Wood: How early do you think this is? I think we’ve heard a lot about the promise of artificial intelligence in terms of predictive capabilities in lots of different areas, specifically medicine. Is this the kind of technology that is actually currently being used by medical professionals, not necessarily from Amazon, but from other places? And do you think that there really is proof that it works?
McNichols: Well, in terms of whether it’s used, right now, there’s just a small handful of skills on Alexa that are truly for the health care industry, and they tend to focus on some basic things like scheduling doctor’s appointments, for example. When you look at health fitness trackers, for example, most of them now have premium versions of their service, where there is something like an intelligent agent that helps keep you on track with your fitness goals. That’s actually already happening, and it’s not too much of a stretch to imagine how that could then be expanded a little bit to take more health data into account than just what your workout is. We think it’s a small hop from the fitness tracking that’s happening now to something that takes into account more health data.
Related links: More insight from Molly Wood
Joshua McNichols mentioned that Alexa devices have a few skills related to medical data. Six of those skills were launched back in April, with some of them being able to check on prescription deliveries from Express Scripts, manage employee wellness perks from Cigna and schedule same-day urgent care appointments with a company called Atrium Health.
Amazon pledges that all of these skills are compliant with HIPAA, the federal medical information privacy law, so if you use an Echo device to ask for post-surgery updates from Boston Children’s Hospital, that data should be securely transmitted.

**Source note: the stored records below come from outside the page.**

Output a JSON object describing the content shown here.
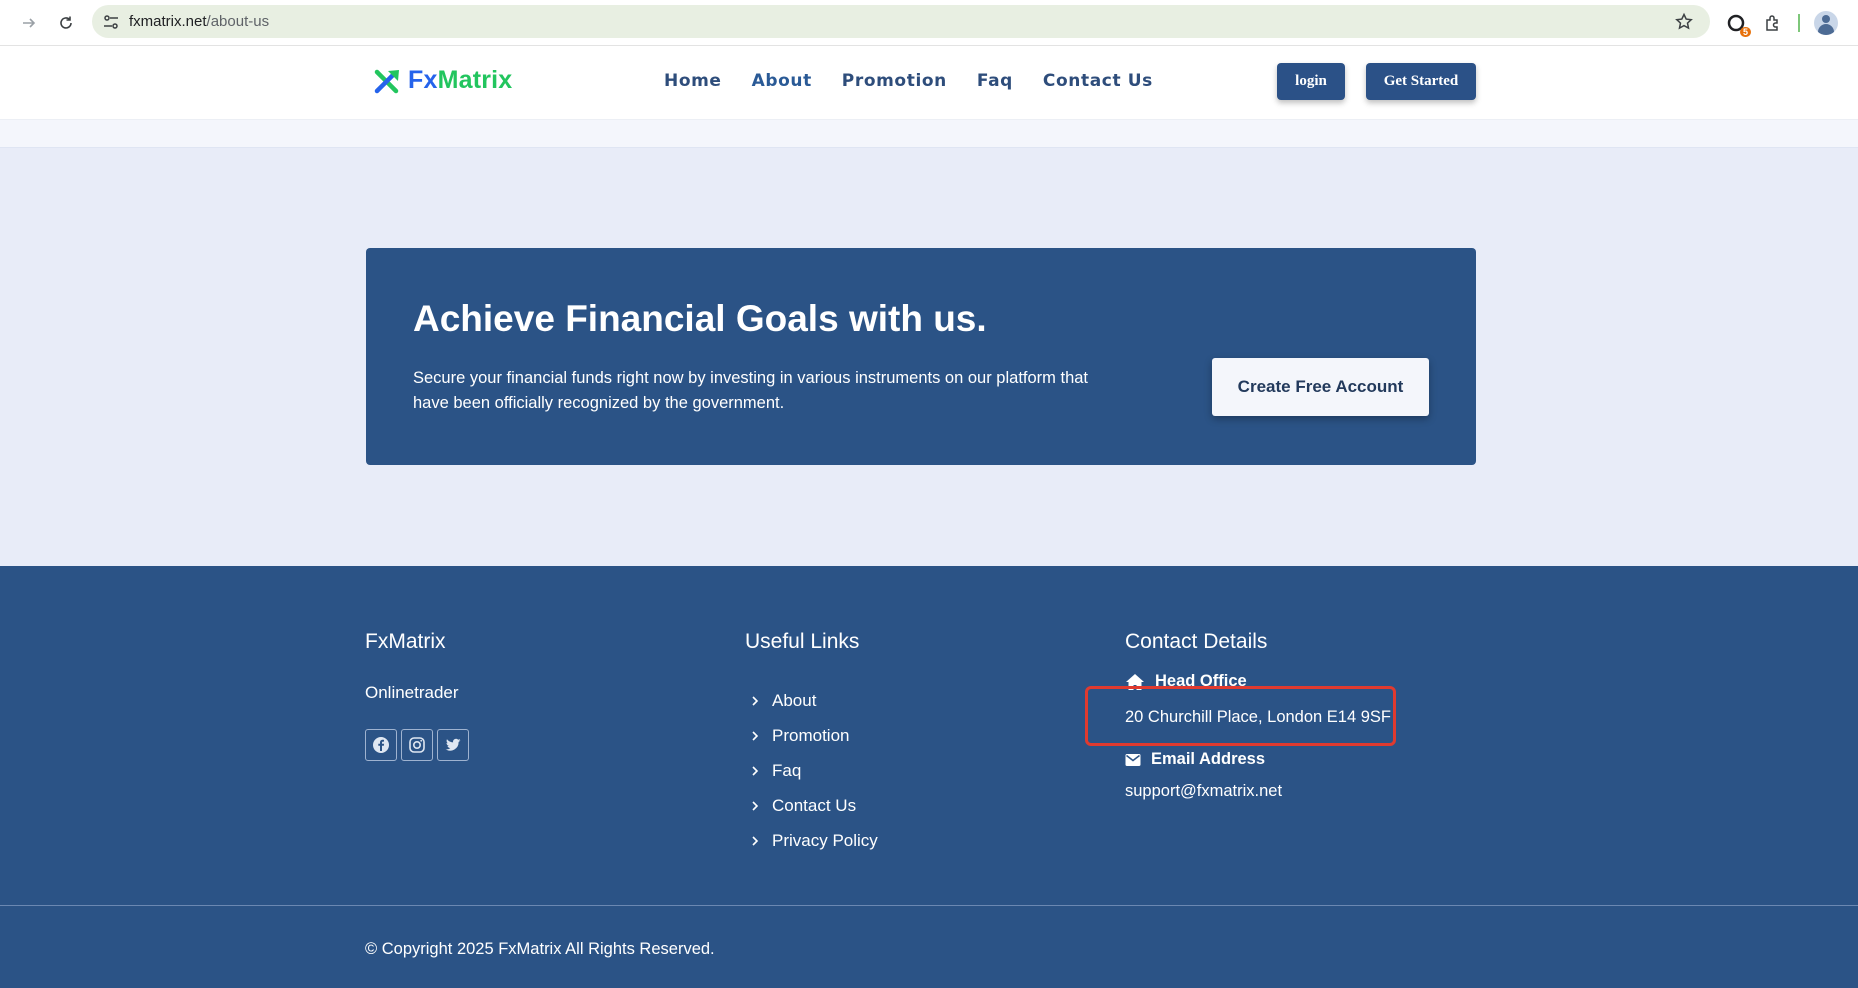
{
  "browser": {
    "url_host": "fxmatrix.net",
    "url_path": "/about-us",
    "extension_badge": "5"
  },
  "header": {
    "logo_prefix": "Fx",
    "logo_suffix": "Matrix",
    "nav": [
      "Home",
      "About",
      "Promotion",
      "Faq",
      "Contact Us"
    ],
    "login_label": "login",
    "get_started_label": "Get Started"
  },
  "cta": {
    "title": "Achieve Financial Goals with us.",
    "text": "Secure your financial funds right now by investing in various instruments on our platform that have been officially recognized by the government.",
    "button_label": "Create Free Account"
  },
  "footer": {
    "brand": {
      "title": "FxMatrix",
      "subtitle": "Onlinetrader"
    },
    "links": {
      "title": "Useful Links",
      "items": [
        "About",
        "Promotion",
        "Faq",
        "Contact Us",
        "Privacy Policy"
      ]
    },
    "contact": {
      "title": "Contact Details",
      "office_label": "Head Office",
      "office_value": "20 Churchill Place, London E14 9SF",
      "email_label": "Email Address",
      "email_value": "support@fxmatrix.net"
    },
    "copyright": "© Copyright 2025 FxMatrix All Rights Reserved."
  },
  "colors": {
    "primary": "#2b5386",
    "accent_green": "#22c55e",
    "accent_blue": "#2563eb",
    "highlight_red": "#e03a2f"
  }
}
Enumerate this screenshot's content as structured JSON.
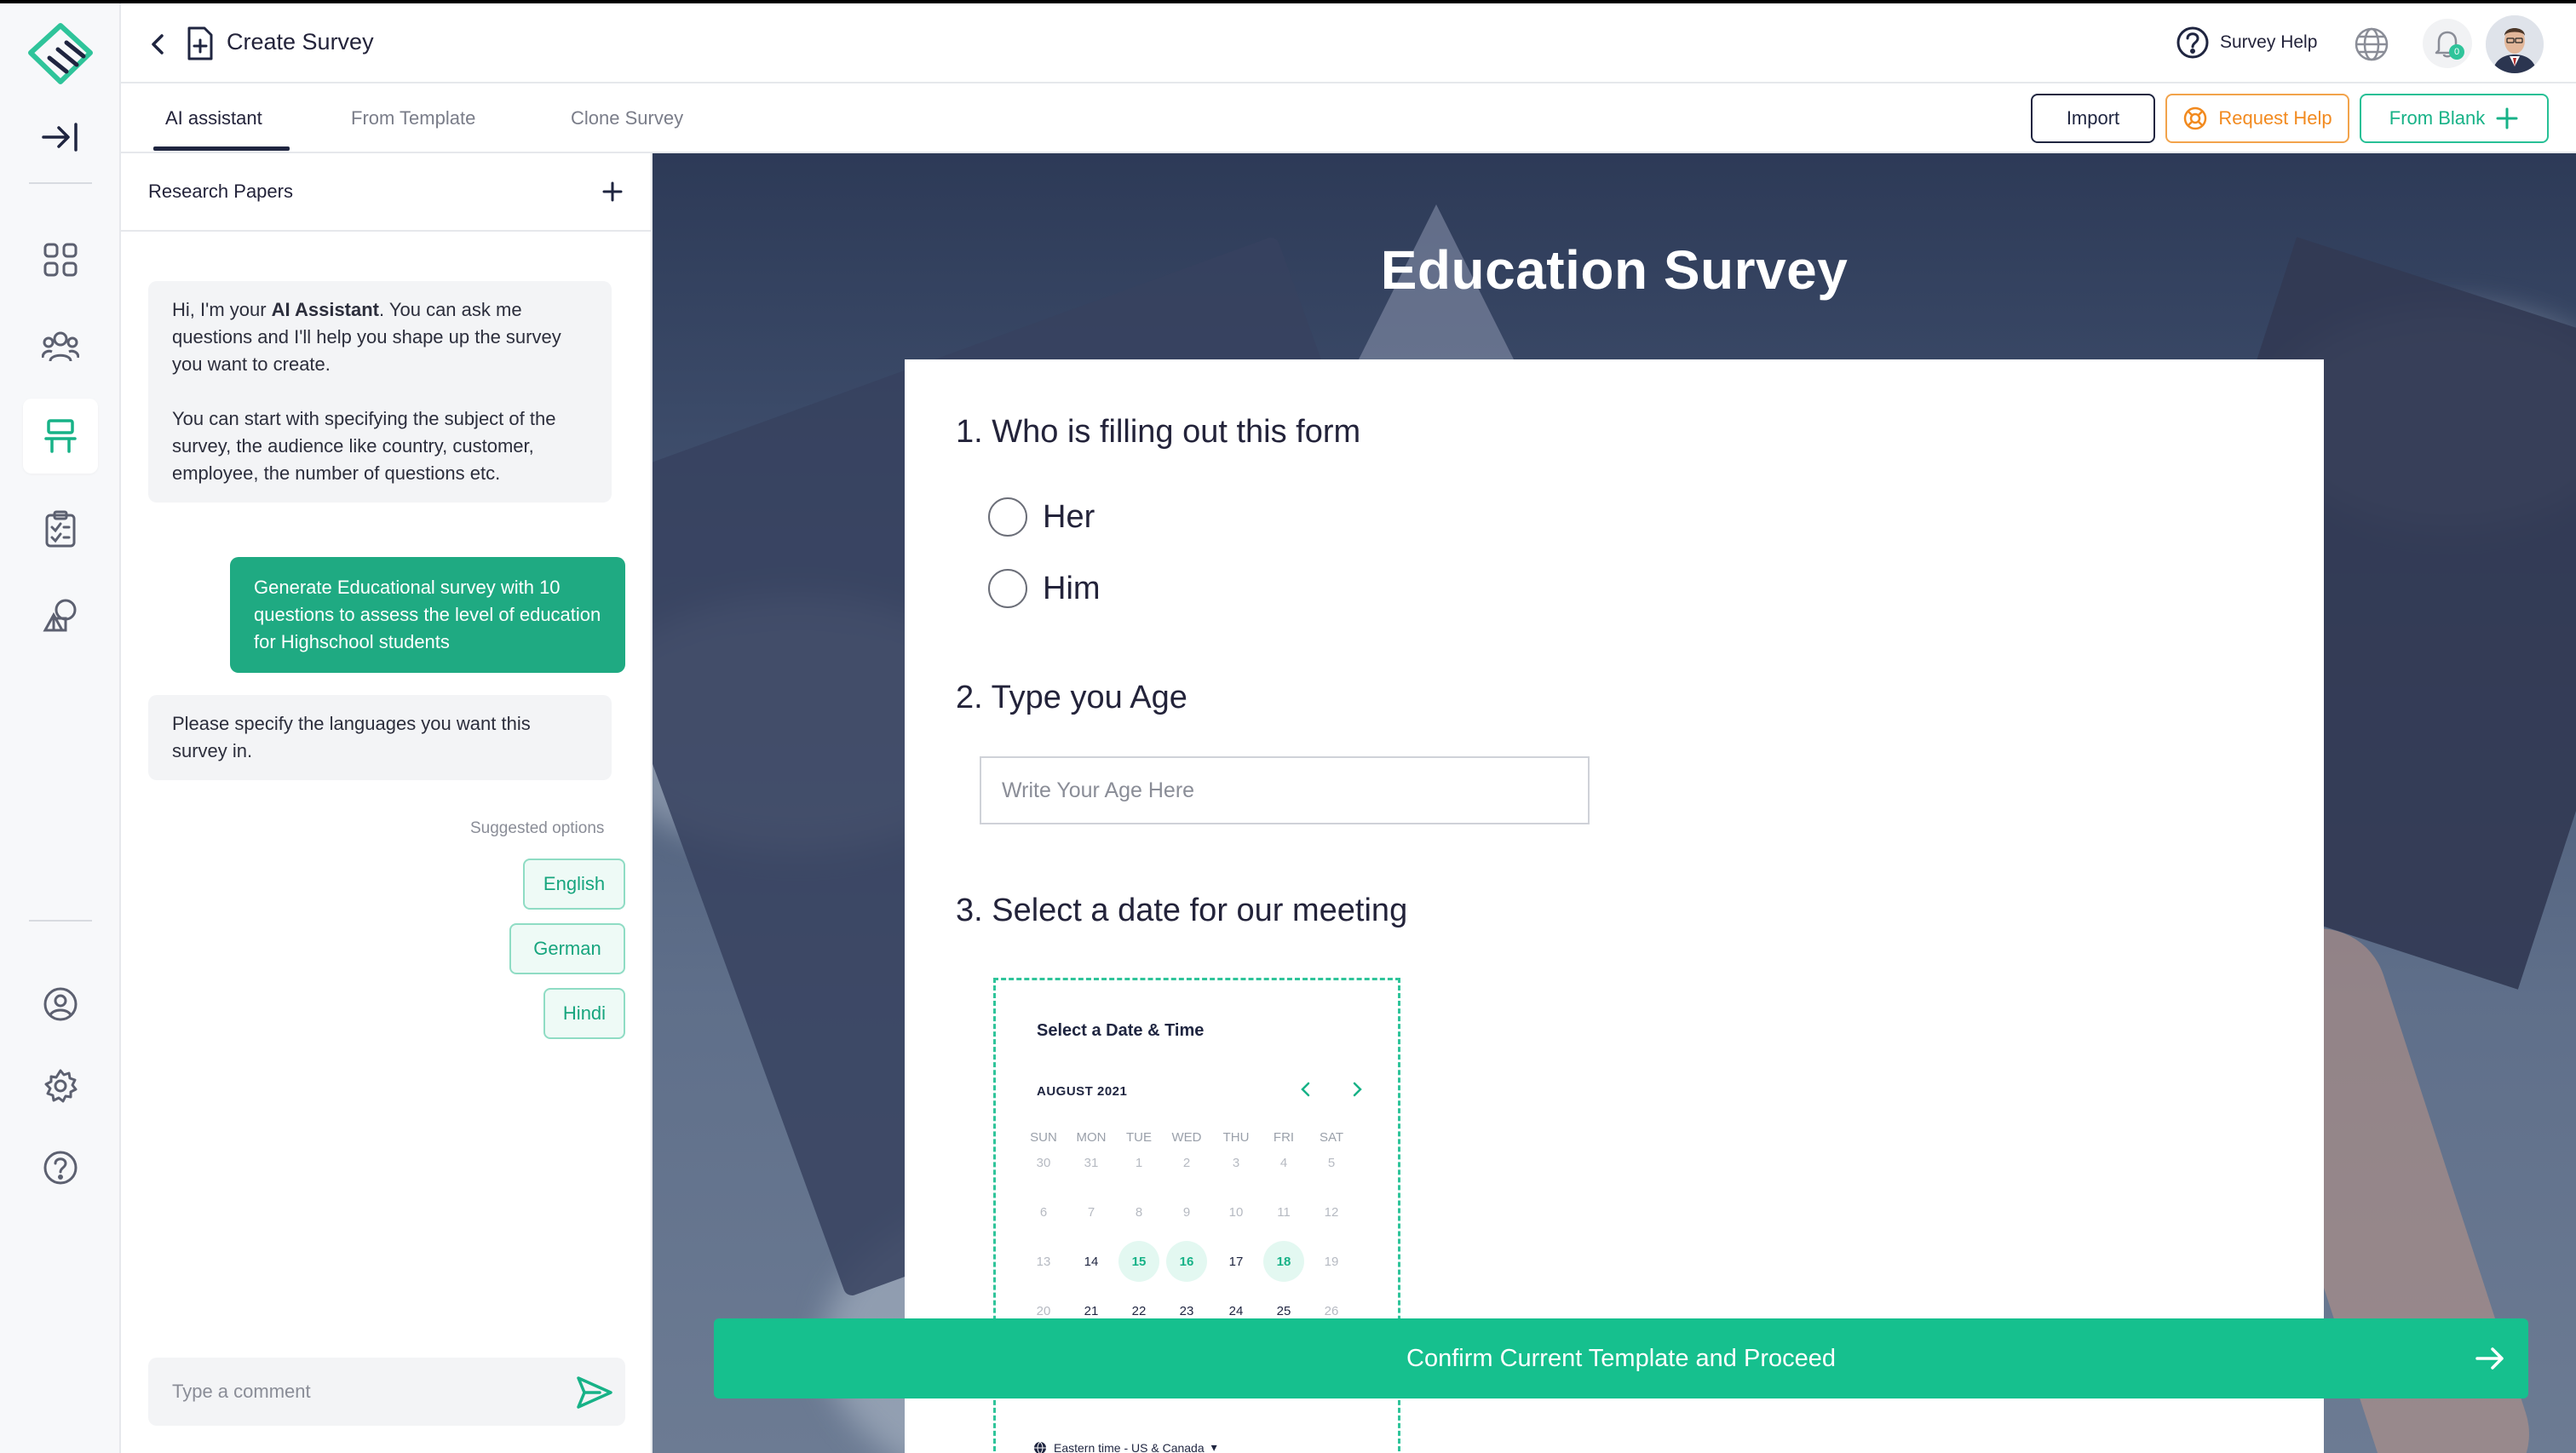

In other health moves, just last month Amazon bought a startup called Health Navigator, which lets people enter their health symptoms online and hopefully get routed to the right kind of care. Over at CNBC, Christina Farr reports that Amazon will offer Health Navigator’s services to its employees as part of its benefit package that also includes Amazon Care, which is basically a virtual medical clinic.
The company made a different kind of news in September around health care when it announced it would get rid of health benefits for about 1,900 Whole Foods workers who worked 20 hours a week or fewer. Maybe it could expand Amazon Care to cover those people virtually, at least.